As we can see the situation changes dramatically. Because of ICM implications we really do not want to get out as 4th in this spot since there is a smaller and an equal stack at the table so we can secure two payjumps that are huge in terms of buy-ins when there are only 4 people left.

Because the BTN as the chief leader knows that he can shove extremely wide - as we can see he gets to shove almost every hand dealt - 94% and even though we know that we can still only call 6.6% or 77+, ATs+, AQo+.

As you can see if we decide to call with let’s say 66s it is a -0.10 call which may not seem like a lot but this number represents the % of the entire prize pool. The payouts we are looking at are from the Sunday Warm Up on Pokerstars which has a guarantee of $1M so calling in this spot would actually cost us $984.
The two spots we looked at above we’re assuming nash ranges which means that both of the players are playing in an optimal manner. Now let’s see how the ranges change if we assume that the player on the BTN doesn’t realize the great situation he is in and only shoves 40% of the hands instead of the 96% he could.

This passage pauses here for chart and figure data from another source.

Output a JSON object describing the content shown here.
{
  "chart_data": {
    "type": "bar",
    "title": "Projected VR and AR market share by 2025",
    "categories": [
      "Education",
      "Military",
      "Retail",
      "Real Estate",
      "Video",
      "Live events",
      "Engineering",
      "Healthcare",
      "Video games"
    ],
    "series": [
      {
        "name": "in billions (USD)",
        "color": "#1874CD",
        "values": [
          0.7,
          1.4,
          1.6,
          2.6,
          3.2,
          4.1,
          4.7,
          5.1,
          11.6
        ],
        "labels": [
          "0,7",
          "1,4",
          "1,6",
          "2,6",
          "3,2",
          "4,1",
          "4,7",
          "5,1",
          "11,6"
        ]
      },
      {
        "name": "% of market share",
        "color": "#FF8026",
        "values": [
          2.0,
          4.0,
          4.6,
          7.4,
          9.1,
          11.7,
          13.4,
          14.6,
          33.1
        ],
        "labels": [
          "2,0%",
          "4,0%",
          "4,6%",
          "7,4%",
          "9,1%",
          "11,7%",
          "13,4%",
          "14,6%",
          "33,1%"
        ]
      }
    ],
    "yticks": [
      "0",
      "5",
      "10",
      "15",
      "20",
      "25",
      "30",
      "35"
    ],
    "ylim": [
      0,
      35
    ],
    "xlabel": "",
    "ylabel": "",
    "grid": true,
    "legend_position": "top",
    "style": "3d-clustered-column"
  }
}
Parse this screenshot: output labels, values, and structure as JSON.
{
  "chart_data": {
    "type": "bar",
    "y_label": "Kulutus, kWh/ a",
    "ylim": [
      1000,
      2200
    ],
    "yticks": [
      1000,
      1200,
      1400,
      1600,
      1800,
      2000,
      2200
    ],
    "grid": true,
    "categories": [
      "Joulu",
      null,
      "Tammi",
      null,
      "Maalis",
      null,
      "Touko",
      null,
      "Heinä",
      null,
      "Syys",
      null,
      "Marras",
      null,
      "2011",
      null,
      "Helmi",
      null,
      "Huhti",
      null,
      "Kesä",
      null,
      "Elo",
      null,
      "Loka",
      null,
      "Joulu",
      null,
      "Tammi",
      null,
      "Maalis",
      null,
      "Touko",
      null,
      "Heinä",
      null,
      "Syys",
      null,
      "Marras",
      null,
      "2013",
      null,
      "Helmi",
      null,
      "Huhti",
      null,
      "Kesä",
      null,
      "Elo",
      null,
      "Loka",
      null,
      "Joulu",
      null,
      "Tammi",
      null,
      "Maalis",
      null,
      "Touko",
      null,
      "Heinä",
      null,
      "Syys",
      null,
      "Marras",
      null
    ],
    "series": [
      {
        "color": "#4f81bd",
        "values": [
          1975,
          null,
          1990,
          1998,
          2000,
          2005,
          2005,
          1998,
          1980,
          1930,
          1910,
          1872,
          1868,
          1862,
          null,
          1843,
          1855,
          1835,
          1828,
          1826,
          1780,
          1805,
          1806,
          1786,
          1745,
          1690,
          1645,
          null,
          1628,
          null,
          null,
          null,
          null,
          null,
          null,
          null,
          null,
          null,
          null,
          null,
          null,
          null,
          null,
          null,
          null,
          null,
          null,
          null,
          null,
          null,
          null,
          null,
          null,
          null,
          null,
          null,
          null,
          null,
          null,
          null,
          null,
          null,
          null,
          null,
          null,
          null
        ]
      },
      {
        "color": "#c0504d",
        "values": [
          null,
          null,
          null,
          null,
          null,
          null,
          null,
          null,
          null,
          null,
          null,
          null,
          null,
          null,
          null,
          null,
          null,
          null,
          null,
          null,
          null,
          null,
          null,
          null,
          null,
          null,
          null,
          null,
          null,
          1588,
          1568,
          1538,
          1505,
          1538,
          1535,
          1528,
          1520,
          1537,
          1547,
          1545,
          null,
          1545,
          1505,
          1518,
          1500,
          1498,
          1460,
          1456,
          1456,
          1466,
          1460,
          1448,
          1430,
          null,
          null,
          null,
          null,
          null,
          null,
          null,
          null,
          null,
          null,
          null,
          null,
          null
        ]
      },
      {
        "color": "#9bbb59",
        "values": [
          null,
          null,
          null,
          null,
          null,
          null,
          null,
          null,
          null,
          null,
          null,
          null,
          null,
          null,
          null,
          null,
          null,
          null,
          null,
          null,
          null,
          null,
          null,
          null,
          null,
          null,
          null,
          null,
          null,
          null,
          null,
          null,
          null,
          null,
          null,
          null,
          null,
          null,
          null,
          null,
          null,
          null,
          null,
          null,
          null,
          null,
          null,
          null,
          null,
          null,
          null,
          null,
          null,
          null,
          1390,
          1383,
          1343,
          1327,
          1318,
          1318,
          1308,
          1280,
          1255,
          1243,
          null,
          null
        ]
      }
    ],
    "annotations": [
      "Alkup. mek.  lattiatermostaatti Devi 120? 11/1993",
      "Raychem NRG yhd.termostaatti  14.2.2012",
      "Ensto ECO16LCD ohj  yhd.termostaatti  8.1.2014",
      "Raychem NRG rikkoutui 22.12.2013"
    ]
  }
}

In this situation our calling range again changes quite drastically, where now we only get to call 3.5% of our hands or TT+ and AK+. If we again take a look at 66s we can see that they are losing 0,61 of the prize pool equity or  6104$ so we must be careful with hands we decide to call all ins with since mistakes can be very costly.

Shoving range of the opponent is, ofcourse, deciding factor but in a lot of instances our hands are tied and we have to be tight even though villain is very wide.